Another user confused by this https://linen-slack.kedro.org/t/16176249/requirements-txt-line-11-3-8-2-warning-kedro-datasets-2-0-0-#72d04177-c93b-4199-8853-da3d59aa52e6

astrojuanlu commented 7 months ago

Extras with illegal names are not being pulled anymore in pip 23.3 onwards https://github.com/kedro-org/kedro-plugins/issues/553

This was already marked as high, but now it's affecting users for real cc @noklam @ankatiyar

astrojuanlu commented 7 months ago

The workaround for now is to tell users to install, say, kedro-datasets[pandas] instead of kedro-datasets[pandas.ParquetDataset], since the former is legal and the latter isn't. But still, this would pull lots of unneeded dependencies.

noklam commented 7 months ago

Sorry for the delayed response, and thank you for looking into this. Since you've been able to recreate the problem, it doesn't sound like you still need me to post the stacktrace. I've been using pipenv to manage my environments. I'm actually a bit confused right now ... I just created a new kedro project. Piopenv sees the requirements.txt file and uses it. Previously this didn't seem to install pyarrow or fastparquet, and pandas displayed a warning message that one of those two packages was going to be a non-optional requirement. But my current project did in fact install pyarrow.

Another user have a problem. At first he has a bug where fastparquet is installed but ParquetDataset wouldn't work with a "file is closed" error. This is a legit bug itself.

But pyarrow should be the industry standard by now, he arrives this error because pip install kedor-datasets[optional] is missing the dependencies, and the error suggest user to install fastparquet or pyarrow.

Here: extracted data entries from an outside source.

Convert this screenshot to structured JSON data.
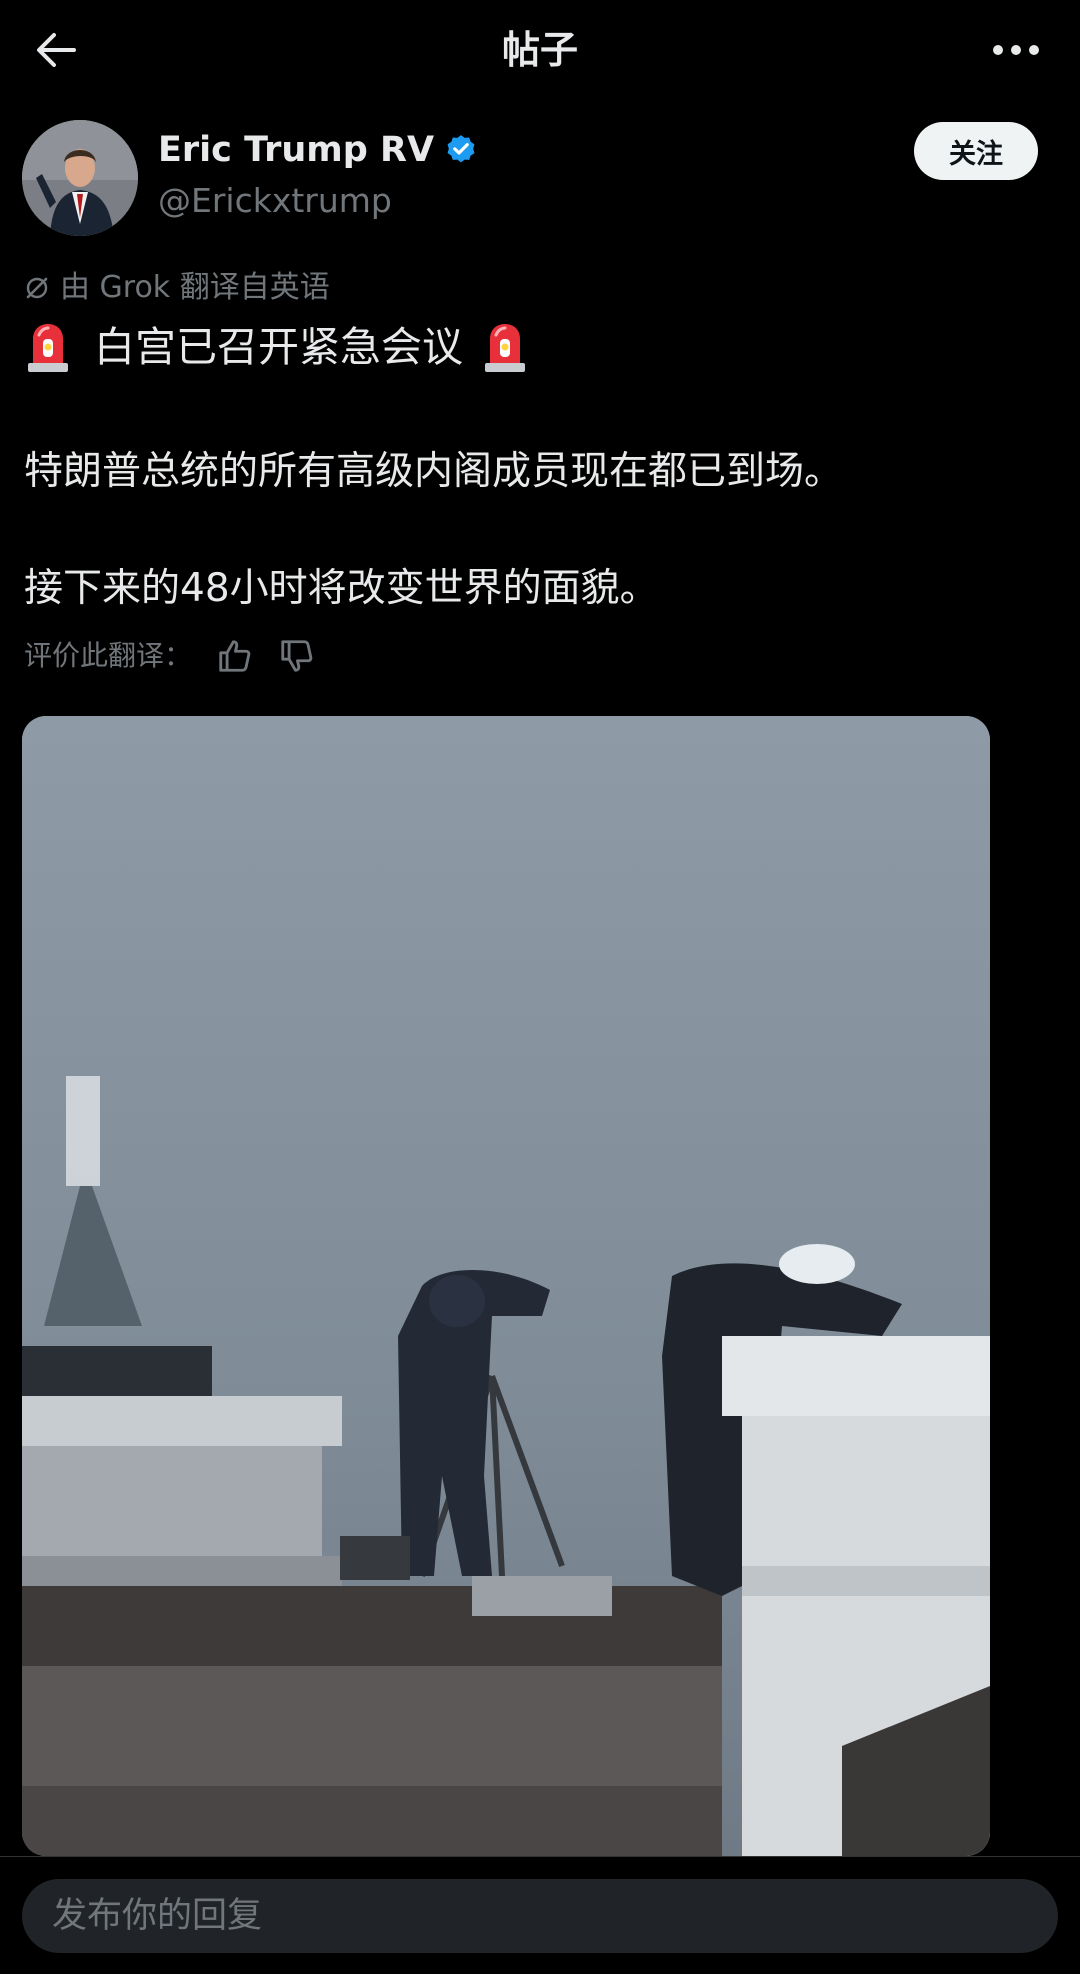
{
  "header": {
    "title": "帖子"
  },
  "author": {
    "name": "Eric Trump RV",
    "handle": "@Erickxtrump",
    "follow_label": "关注"
  },
  "translation": {
    "note": "由 Grok 翻译自英语",
    "rate_label": "评价此翻译："
  },
  "post": {
    "headline": "白宫已召开紧急会议",
    "line1": "特朗普总统的所有高级内阁成员现在都已到场。",
    "line2": "接下来的48小时将改变世界的面貌。"
  },
  "reply": {
    "placeholder": "发布你的回复"
  },
  "icons": {
    "back": "arrow-left-icon",
    "more": "more-horizontal-icon",
    "verified": "verified-badge-icon",
    "grok": "grok-icon",
    "siren": "police-siren-emoji",
    "thumbs_up": "thumbs-up-icon",
    "thumbs_down": "thumbs-down-icon"
  },
  "colors": {
    "background": "#000000",
    "text_primary": "#e7e9ea",
    "text_secondary": "#71767b",
    "verified_blue": "#1d9bf0",
    "follow_button_bg": "#eff3f4"
  }
}
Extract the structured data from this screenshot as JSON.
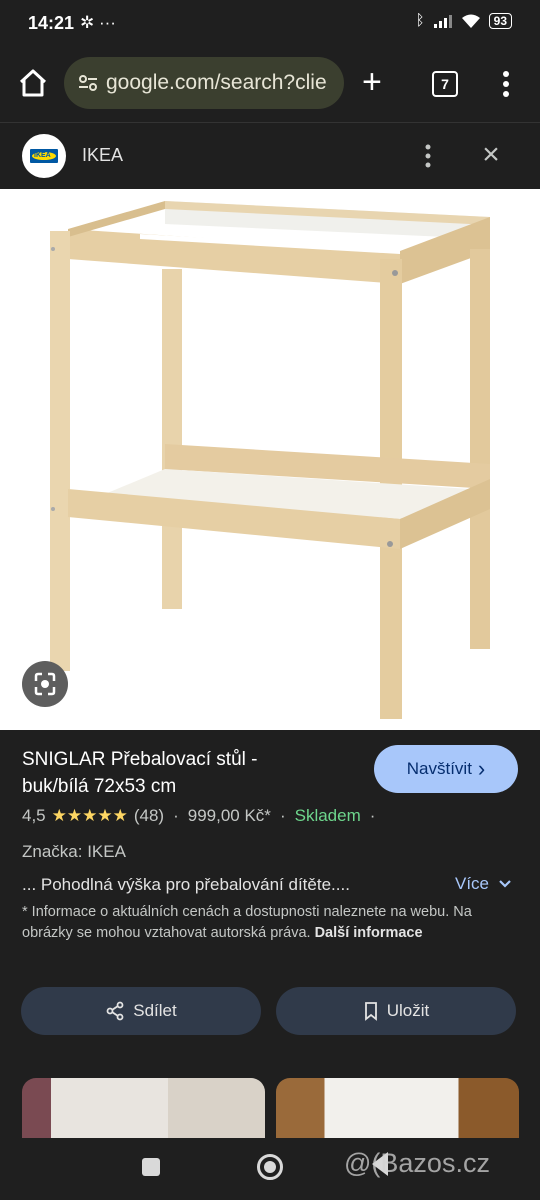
{
  "status": {
    "time": "14:21",
    "left_icons": "✲ ···",
    "battery": "93"
  },
  "browser": {
    "url": "google.com/search?clie",
    "tab_count": "7",
    "plus": "+",
    "menu": "⋮"
  },
  "sheet": {
    "brand": "IKEA",
    "logo_text": "IKEA",
    "close": "×"
  },
  "product": {
    "title": "SNIGLAR Přebalovací stůl - buk/bílá 72x53 cm",
    "visit_label": "Navštívit",
    "visit_chevron": "›",
    "rating": "4,5",
    "stars": "★★★★★",
    "reviews": "(48)",
    "price": "999,00 Kč*",
    "stock": "Skladem",
    "dot": "·",
    "brand_line": "Značka: IKEA",
    "description": "... Pohodlná výška pro přebalování dítěte....",
    "more_label": "Více",
    "more_chevron": "⌄",
    "disclaimer": "* Informace o aktuálních cenách a dostupnosti naleznete na webu. Na obrázky se mohou vztahovat autorská práva.",
    "disclaimer_link": "Další informace",
    "share_label": "Sdílet",
    "save_label": "Uložit"
  },
  "watermark": "@(Bazos.cz"
}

astrojuanlu commented 7 months ago

The key decision here is: do we still want to provide an optional group per-dataset?

If yes, we have to decide a naming scheme. If no, that's a breaking change (kedro-datasets 3.0?) but also the current non-standard names don't work anyway. And besides, the dataset groups already have legal names and we don't need to change those (kedro-datasets[pandas] etc).

astrojuanlu commented 6 months ago

From the Airflow 2.8.2 release notes: https://github.com/apache/airflow/releases/tag/2.8.2

Airflow extras now get extras normalized to - (following PEP-685) instead of _ and . (as it was before in some extras). When you install airflow with such extras (for example dbt.core or all_dbs) you should use - instead of _ and ..

https://github.com/apache/airflow/pull/36537

This is exactly our problem.

astrojuanlu commented 6 months ago

Fixed by #570, will see the light in the next release 👍🏽